Fixated on Comfort Food


The New Comfort Food

Guilty as charged.

by John-Bryan Hopkins

Those of you who follow this column regularly could rightfully accuse me of being fixated on the subject of comfort food.  Guilty as charged. I, like most people, cook what I crave.

Saveur’s cookbook, The New Comfort Food: Home Cooking from Around the World, is a new “must have” for every kitchen. Numerous books come to my desk each month, this one made me stop, look, and cook.

The editors of Saveur, the award winning food magazine, and its editor-in-chief James Oseland, have brought together a collection of more than a hundred of the world’s most beloved home-style dishes and drinks. Accompanied by first-person stories from some of Saveur’s most acclaimed writers.

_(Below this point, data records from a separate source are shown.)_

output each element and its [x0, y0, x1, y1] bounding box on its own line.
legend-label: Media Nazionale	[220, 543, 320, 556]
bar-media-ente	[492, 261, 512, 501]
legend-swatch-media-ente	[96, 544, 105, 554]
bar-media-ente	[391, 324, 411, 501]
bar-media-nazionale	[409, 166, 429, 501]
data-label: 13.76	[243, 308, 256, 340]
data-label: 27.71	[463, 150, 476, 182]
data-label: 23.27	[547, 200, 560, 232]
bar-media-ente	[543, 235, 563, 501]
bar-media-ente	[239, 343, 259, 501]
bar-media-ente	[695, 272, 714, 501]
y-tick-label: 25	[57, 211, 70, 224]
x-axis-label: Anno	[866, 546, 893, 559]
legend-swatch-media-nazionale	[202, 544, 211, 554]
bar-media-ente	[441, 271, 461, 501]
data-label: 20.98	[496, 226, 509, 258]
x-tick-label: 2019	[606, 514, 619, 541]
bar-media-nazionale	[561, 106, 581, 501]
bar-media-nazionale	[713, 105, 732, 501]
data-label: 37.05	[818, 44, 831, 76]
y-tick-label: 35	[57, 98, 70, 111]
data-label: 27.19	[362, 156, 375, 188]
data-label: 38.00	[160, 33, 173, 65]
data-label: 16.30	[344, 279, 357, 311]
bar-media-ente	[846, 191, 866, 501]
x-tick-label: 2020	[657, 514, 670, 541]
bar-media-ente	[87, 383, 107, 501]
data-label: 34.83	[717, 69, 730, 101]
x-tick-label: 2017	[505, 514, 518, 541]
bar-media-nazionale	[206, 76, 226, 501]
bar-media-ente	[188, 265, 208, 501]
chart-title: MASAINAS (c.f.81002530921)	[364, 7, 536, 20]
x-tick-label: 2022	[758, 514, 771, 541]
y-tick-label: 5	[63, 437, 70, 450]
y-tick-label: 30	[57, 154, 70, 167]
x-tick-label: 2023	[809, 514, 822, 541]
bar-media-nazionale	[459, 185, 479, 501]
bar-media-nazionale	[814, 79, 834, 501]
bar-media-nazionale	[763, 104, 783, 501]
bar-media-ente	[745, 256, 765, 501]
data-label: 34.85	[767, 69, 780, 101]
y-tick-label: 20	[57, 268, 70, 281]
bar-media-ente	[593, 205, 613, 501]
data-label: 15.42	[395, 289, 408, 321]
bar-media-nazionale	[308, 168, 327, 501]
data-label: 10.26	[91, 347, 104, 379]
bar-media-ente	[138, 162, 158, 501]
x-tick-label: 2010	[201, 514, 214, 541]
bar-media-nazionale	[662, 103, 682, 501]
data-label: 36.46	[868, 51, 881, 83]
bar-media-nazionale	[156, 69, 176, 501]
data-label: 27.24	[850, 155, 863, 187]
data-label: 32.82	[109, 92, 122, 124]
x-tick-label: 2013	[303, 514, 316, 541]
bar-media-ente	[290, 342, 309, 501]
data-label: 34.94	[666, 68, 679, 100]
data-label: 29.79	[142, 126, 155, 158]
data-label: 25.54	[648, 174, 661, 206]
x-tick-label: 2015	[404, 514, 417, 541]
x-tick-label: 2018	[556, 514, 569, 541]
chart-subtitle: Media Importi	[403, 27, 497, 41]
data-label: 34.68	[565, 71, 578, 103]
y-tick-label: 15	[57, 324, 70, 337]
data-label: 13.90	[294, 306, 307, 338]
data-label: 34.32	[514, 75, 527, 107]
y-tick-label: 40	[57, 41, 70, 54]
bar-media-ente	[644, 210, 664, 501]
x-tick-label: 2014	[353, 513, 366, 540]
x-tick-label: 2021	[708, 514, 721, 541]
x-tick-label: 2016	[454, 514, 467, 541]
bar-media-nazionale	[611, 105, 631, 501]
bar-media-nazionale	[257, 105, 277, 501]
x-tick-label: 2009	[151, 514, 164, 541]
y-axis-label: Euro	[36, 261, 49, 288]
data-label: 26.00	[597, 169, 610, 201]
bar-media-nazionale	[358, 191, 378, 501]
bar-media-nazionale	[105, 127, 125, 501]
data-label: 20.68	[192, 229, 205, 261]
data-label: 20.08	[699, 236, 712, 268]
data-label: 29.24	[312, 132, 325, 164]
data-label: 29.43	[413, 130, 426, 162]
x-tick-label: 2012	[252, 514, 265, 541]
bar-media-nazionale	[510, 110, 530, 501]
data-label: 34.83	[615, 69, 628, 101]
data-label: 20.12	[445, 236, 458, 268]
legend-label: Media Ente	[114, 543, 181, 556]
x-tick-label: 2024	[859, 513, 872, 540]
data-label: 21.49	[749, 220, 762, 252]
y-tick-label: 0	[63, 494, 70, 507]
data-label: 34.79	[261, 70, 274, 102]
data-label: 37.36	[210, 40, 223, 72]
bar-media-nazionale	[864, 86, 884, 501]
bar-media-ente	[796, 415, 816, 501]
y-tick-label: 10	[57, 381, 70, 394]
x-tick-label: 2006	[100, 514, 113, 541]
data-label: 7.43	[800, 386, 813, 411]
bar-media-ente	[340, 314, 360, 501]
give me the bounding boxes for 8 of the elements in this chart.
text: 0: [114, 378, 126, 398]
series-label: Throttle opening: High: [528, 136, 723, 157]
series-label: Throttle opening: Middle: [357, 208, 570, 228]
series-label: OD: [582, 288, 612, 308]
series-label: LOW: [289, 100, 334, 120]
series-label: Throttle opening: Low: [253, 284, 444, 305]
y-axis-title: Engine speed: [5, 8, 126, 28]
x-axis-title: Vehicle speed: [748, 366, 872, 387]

We are treated to visually stunning photos of amazing dishes that satisfy not just an American palette, but with the turn of each page one gets to experience home cooking from around the world. Now, this is food to satisfy the soul: gooey mac and cheese, slow-braised Provencal-style leg of lamb, silky Chinese stir-fry noodles, deep-fried catfish and tagliatelle with a rich ragu bolognese. We meet the cooks, families and communities who crave and cook these wonderful dishes. Sure, we may like the American classics, but today our view of comfort food is more eclectic than ever. The New Comfort Food is based on the simple idea that home cooking is the foundation of all great cuisines no matter where on Earth home happens to be.

Foodimentary Fact: This is a cookbook to read. On a recent evening I found myself, surrounded by my tolerant family, reading aloud the recipes and stories. An animated discussion followed about foods we’ve tried, what we like to cook and, best of all , what we really crave. A memorable evening which has led to many “comforting” meals.